This is the mail archive of the
mailing list for the glibc project.
Memory and string functions can be improved dramatically on x86 andx86-64
- From: Agner Fog <agner at agner dot org>
- To: libc-help at sourceware dot org
- Date: Fri, 01 Aug 2008 08:22:00 +0200
- Subject: Memory and string functions can be improved dramatically on x86 andx86-64
- Organization: email@example.com
I am doing research on optimization of microprocessors and compilers.
Some of you probably know my optimization manuals (www.agner.org/optimize/).
I have tested many different compilers and compared how well they
optimize C++ code. I have been pleased to observe that gcc has been
improved a lot in the last couple of years. The gcc compiler itself is
now matching the optimizing performance of the Intel compiler and it
beats all other compilers I have tested. The many hard-working
developers deserve credit for this! Unfortunately, libc turns out to be
a weak point in the comparison. The performance of libc on memory and
string functions is poor compared to other function libraries because it
doesn't use the XMM registers. See my test results below.
If somebody would do the job of updating these functions then we would
have the wonderful situation where gcc/libc would be the best optimizing
solution for all x86 and x86-64 platforms.

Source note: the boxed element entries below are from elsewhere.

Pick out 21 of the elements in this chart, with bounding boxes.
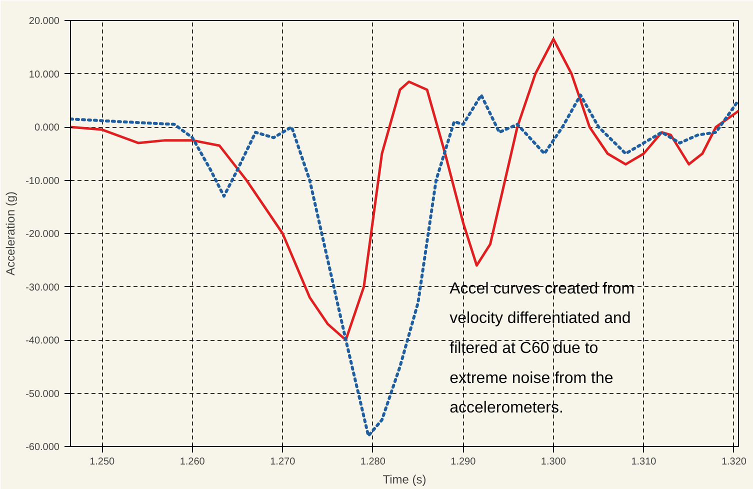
x-tick-label: 1.290	[450, 456, 476, 468]
x-tick-label: 1.280	[360, 456, 386, 468]
y-tick-label: -40.000	[26, 336, 60, 346]
y-tick-label: -10.000	[26, 176, 60, 187]
x-axis-title: Time (s)	[382, 472, 426, 486]
line-series	[70, 94, 738, 438]
x-tick-label: 1.310	[631, 456, 657, 468]
x-tick-label: 1.270	[270, 456, 296, 468]
y-tick-label: 0.000	[34, 122, 60, 134]
x-tick-label: 1.300	[540, 456, 566, 468]
y-tick-label: -60.000	[26, 442, 60, 453]
y-tick-label: 20.000	[28, 16, 60, 27]
y-axis-title: Acceleration (g)	[4, 191, 18, 276]
y-tick-label: -30.000	[26, 282, 60, 294]
x-tick-label: 1.260	[180, 456, 206, 468]
y-tick-label: -20.000	[26, 229, 60, 240]
y-tick-label: -50.000	[26, 388, 60, 400]
x-tick-label: 1.320	[721, 456, 747, 468]
y-tick-label: 10.000	[28, 69, 60, 80]
line-series	[70, 38, 738, 342]
x-tick-label: 1.250	[90, 456, 116, 468]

Test results. Memcpy function on Intel Core 2 processor, core clock
cycles per byte of data:
Function library aligned by 16 unaligned data
gcc builtin 0.18 1.21
libc 2.7 32 bit 0.18 0.57
libc 2.8 32 bit 0.18 0.58
libc 2.7 64 bit 0.18 0.44
Microsoft 0.12 0.63
CodeGear 0.18 0.75
Intel 0.12 0.18
Mac 0.11 0.11
My own library 0.11 0.12
As you can see, the speed of memcpy in libc can be improved by a factor
4-5 for unaligned data on a Core 2. The default builtin version is still
slower. On an AMD K8 CPU there is less difference between the
performance of the different libraries because K8 has only 64-bit
internal data paths so it cannot make the full advantage of the 128-bit
XMM registers. I expect the AMD K10 to perform similarly to Intel Core 2
because it has 128-bit data paths. However, I haven't had the chance to
test this on an AMD K10 yet.
There are significant performance differences on the strlen function and
other functions as well. You can find my complete test results at
http://www.agner.org/optimize/optimizing_cpp.pdf section 2.6.

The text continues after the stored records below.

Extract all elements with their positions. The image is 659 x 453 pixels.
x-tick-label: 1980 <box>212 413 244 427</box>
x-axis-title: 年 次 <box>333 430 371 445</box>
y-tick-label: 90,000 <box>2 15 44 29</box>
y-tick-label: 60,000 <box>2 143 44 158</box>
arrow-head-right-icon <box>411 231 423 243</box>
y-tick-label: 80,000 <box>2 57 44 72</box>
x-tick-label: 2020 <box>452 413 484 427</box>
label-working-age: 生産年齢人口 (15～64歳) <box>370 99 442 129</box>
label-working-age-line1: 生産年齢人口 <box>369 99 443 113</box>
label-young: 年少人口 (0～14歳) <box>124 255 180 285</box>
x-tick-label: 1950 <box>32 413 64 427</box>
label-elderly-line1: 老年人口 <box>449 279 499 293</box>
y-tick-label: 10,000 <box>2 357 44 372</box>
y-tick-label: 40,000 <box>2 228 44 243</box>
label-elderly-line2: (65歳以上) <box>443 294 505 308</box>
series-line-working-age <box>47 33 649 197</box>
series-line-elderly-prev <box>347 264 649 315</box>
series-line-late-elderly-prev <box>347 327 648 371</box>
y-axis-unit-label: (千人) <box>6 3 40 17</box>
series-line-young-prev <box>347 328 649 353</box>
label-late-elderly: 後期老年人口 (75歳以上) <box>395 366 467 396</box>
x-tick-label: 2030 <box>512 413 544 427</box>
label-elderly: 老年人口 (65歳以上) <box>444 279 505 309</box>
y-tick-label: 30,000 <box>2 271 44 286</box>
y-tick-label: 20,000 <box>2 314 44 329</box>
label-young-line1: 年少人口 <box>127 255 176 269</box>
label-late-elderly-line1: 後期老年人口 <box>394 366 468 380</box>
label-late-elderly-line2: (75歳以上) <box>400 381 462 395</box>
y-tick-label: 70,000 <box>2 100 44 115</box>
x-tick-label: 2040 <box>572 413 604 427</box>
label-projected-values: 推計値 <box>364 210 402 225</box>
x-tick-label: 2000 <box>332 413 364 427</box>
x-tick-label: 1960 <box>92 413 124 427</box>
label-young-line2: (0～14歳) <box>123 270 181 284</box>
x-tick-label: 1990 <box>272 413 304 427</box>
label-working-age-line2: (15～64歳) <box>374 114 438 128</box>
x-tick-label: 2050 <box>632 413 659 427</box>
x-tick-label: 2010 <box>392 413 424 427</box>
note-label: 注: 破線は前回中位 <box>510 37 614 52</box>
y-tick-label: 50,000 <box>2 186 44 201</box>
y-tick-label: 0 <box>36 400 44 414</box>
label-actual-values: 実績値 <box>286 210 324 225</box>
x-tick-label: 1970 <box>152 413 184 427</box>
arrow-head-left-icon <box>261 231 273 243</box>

I would recommend that you make CPU-dispatching for the different
instruction sets in the most important memory and string instructions
and take advantage of the newest instruction sets if available. Of
course the old computers without SSE should still be supported, but the
99% users who have SSE2 or later should not be penalized for the sake of
compatibility with old CPUs.
The work of putting this into libc should not be too big. Open source
optimized code is available in Mac/Xnu, in OpenSolaris, and in my own
function library "asmlib" at www.agner.org/optimize/asmlib.zip
All these have open source licenses, although with various differences.
I don't know if these differences in license conditions cause legal
problems that cannot be solved through negotiation. At least I am
willing to grant the necessary licenses to the Gnu/libc project if you
want to use my code.
I am not going to join the libc development team because I have lots of
other work to do, I am just offering my advice.